032:人生は無常なり
2008年5月23日午後、母が風邪で入院したことを知らされました。姉は「仕事が忙しいのだから、慌てて帰って来ることない。ただの風邪なんだから」と言います。心中「やはり一度帰らなければ」と思いましたが、私は5/27に日本へ行き、5/29には殊勝なる「京都道場開光法会」に参加する予定でした。そのため、5/24正午、兄弟子達と共に空港に赴き、法王と上師リンチェンドルジェ・リンポチェが日本へ発たれるのをお見送りし、その後、実家に帰ろうとしていました。
車を待っている時、姉の電話を受けました。母の病状が突然悪化し、医者は母が危篤状態であると告げ、家族に、母の転院に同意するよう、母を直ちに別の病院のICUに移すよう要求している、と言うのです。私は空港の建物を背にして立ちながら、突然全身の力が抜けて行くのを感じました。無力感に襲われる中、心にはただ一つ、「今母を助けれるのは、上師リンチェンドルジェ・リンポチェしか無い」という思いだけでした。ICUに飛び込み、生涯で初めて、恐れと不安でいっぱいの母の目を見ました。私の心は乱れましたが、幸いなことに上師リンチェンドルジェ・リンポチェと菩薩の加持のお陰で、落ち着きを取り戻すことができました。いつも持ち歩いている甘露丸を一個、直ちに、母の口中に入れ、上師リンチェンドルジェ・リンポチェに母に加持下さるよう祈りました。母には、何も恐れず、すべてを上師リンチェンドルジェ・リンポチェにお任せすれば大丈夫だと伝えました。母はうなずき、自分も上師リンチェンドルジェ・リンポチェにお助け下さるよう祈ったと言います。私は母の手を握り、母を元気付けるよう努めました。
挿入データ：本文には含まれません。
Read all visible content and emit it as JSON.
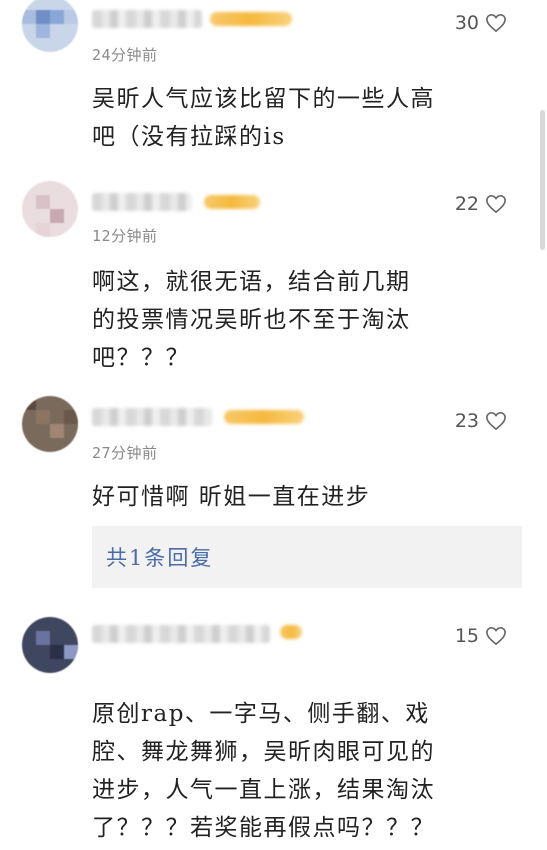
{
  "comments": [
    {
      "time": "24分钟前",
      "likes": "30",
      "text_lines": [
        "吴昕人气应该比留下的一些人高",
        "吧（没有拉踩的is"
      ]
    },
    {
      "time": "12分钟前",
      "likes": "22",
      "text_lines": [
        "啊这，就很无语，结合前几期",
        "的投票情况吴昕也不至于淘汰",
        "吧？？？"
      ]
    },
    {
      "time": "27分钟前",
      "likes": "23",
      "text_lines": [
        "好可惜啊 昕姐一直在进步"
      ],
      "reply_label": "共1条回复"
    },
    {
      "likes": "15",
      "text_lines": [
        "原创rap、一字马、侧手翻、戏",
        "腔、舞龙舞狮，吴昕肉眼可见的",
        "进步，人气一直上涨，结果淘汰",
        "了？？？若奖能再假点吗？？？"
      ]
    }
  ],
  "icons": {
    "like": "heart-outline-icon"
  }
}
傍にいた姉が言うには、母の血圧は一時200余りまで跳ね上がり、心拍数は減り、非常に危険な状態だったのに、ほんのわずかな後に、私が測定器を見てみると、ほとんど正常に戻っており、母はゆっくりと回復して行きました。私は「これらすべては上師リンチェンドルジェ・リンポチェのお慈悲、加持のお力があったからこそ起きた奇跡だ」と確信していました。医師が必要だと言っていた、恐ろしい気管切開も、母の病情が安定したため、不要となりました。実は私は、5/27の日本行きの短縮を申請するつもりでしたが、兄弟子のお言葉を聞き、この考えを打ち消しました。一切の衆生に代わり法会に参加する、という、当初の思いをどうして忘れることができるしょうか?
帰宅後、母は大丈夫だと確信しているかのように、心は平穏でした。このように精神修養を積み、また心では、必ず母のために供養し、母の福報を重ねよう、母の苦しみを軽減し、孝順を尽くそうと願っていました。そしてこの時正に、上師リンチェンドルジェ・リンポチェがしばしば弟子達にご開示下さる「人生は無常」、「真の孝行は仏法を学ぶこと」を深く体得し、「仏法を学ぶこと以上に重要なことなどない!」と思いました。特に、田舎暮らしの両親は既に年老いて、仏法を学ぶ機縁に恵まれていないことを思い、「自分が父母の分までさらに精進を重ねねばならない」との思いを強くしました。上師リンチェンドルジェ・リンポチェが、霊験あらたかな加持力をお授け下さることを深く感じ、不断に弟子をご加護下さる上師リンチェンドルジェ・リンポチェに、厚くお礼申し上げます。上師リンチェンドルジェ・リンポチェのご健康、ご法体の安泰、仏法事業の円満かつ順調な歩みに、御仏のご加護が得られますようお祈り申し上げます。
現在母は85歲になり、日常生活に何の支障もなく、炊事さえ自身で行うことができます。すべては上師リンチェンドルジェ・リンポチェが、弟子にお授けくださった恩徳と感じ入り、ご恩返しの術も見つからない中、ただただリンチェンドルジェ・リンポチェの教誨を守り、自身の行為を改めることに努力し、教えに従い日々修養して参りたいと思います。